It is a lepidopteran insect. The adult female moth has a wingspan of 45-65 mm and a body of around 30 mm, covered in small, non-urticating orange hairs. The adult female walks in a clumsy way due to her prominent abdomen that prevents her from flying. The adult male is smaller. It has a wingspan of 35-40 mm and a body of 18-20 mm; it has a smaller abdomen than the female and can fly several kilometres. The eggs are orange and are deposited in masses covered with fluff The female can lay up to 2,000 eggs. The male caterpillars (Fig. a and Fig. b) go through five larval instars; females go through six. In their first instar they measure about 3 mm, they are black and with long hairs, until they reach 45 to 70 mm at the end of the cycle. Then, they turn greyish, with long hairs, and a double row of spots on the upper part of their body, usually four pairs of blue ones and seven red ones. The head is yellowish, with two black spots on the front. Despite its appearance, it does not sting. It has only one generation per year.
The damage takes place in spring, between May and June, when the caterpillar feeds on the leaves (Fig. b) and shoots of the tree. This causes strong defoliation (Fig. c), which can lead to significant growth decrease.

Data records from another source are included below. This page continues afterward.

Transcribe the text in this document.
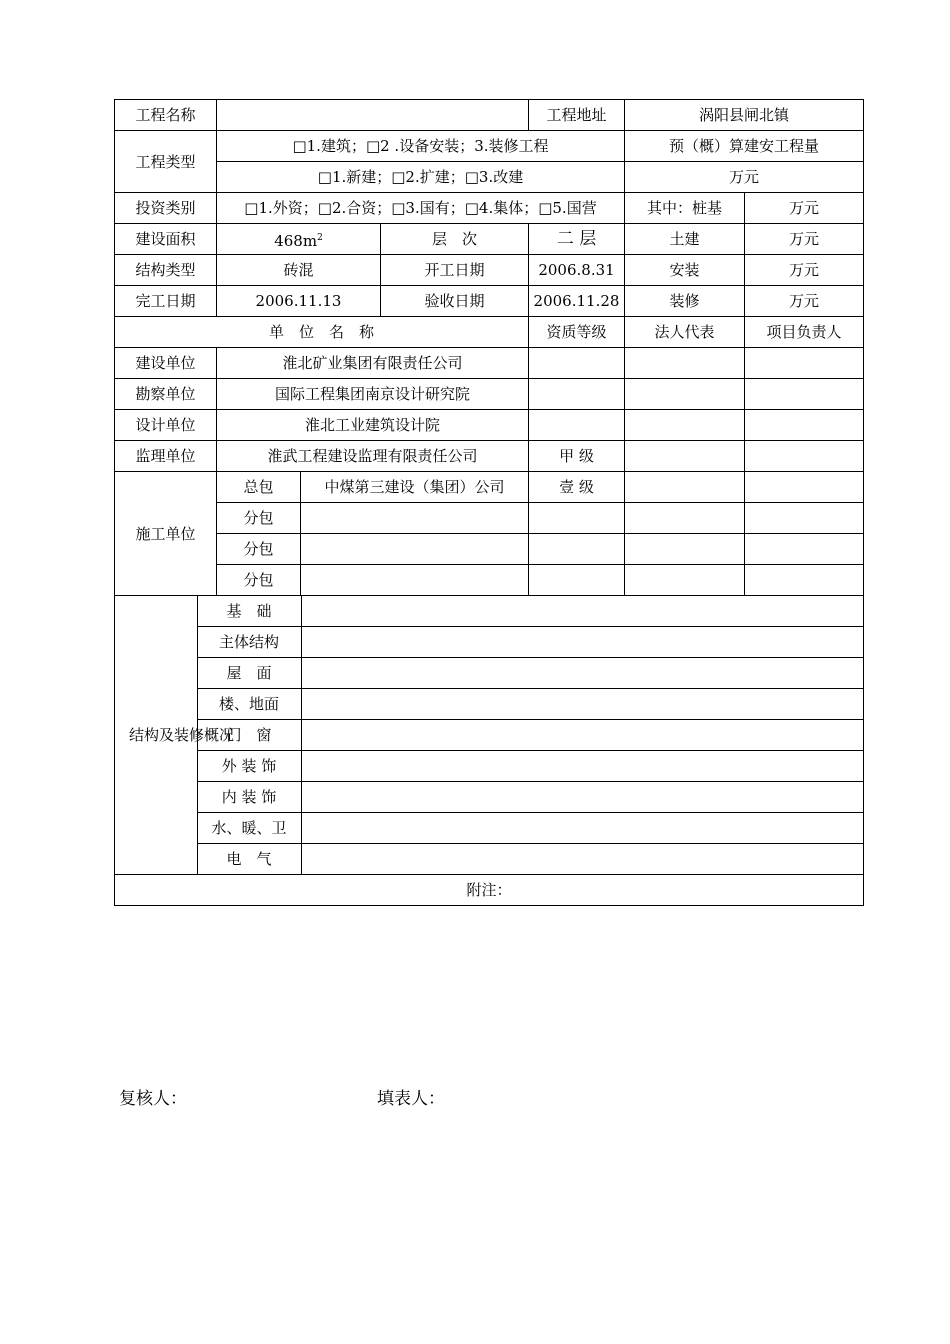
工程名称		工程地址	涡阳县闸北镇
工程类型	□1.建筑；□2 .设备安装；3.装修工程	预（概）算建安工程量
□1.新建；□2.扩建；□3.改建	万元
投资类别	□1.外资；□2.合资；□3.国有；□4.集体；□5.国营	其中：桩基	万元
建设面积	$468m^2$	层　次	二 层	土建	万元
结构类型	砖混	开工日期	2006.8.31	安装	万元
完工日期	2006.11.13	验收日期	2006.11.28	装修	万元
单　位　名　称	资质等级	法人代表	项目负责人
建设单位	淮北矿业集团有限责任公司			
勘察单位	国际工程集团南京设计研究院			
设计单位	淮北工业建筑设计院			
监理单位	淮武工程建设监理有限责任公司	甲 级		
施工单位	总包	中煤第三建设（集团）公司	壹 级		
分包				
分包				
分包				

结构及装修概况	基　础	
主体结构	
屋　面	
楼、地面	
门　窗	
外 装 饰	
内 装 饰	
水、暖、卫	
电　气	

附注：
复核人：	填表人：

The attack is severe and adds up with adverse circumstances (drought, weakness, etc.) it can kill the affected specimens. Caterpillar migrations cause a lot of social alarm due to insectophobia.
Since it as a plague that performs sporadic attacks, rarely repeated year after year, unlike aphids and psylla, curative treatments are most often carried out. The optimal time for treatment should be when the first instar caterpillars emerge. This way, they can be eliminated and damage and related problems avoided.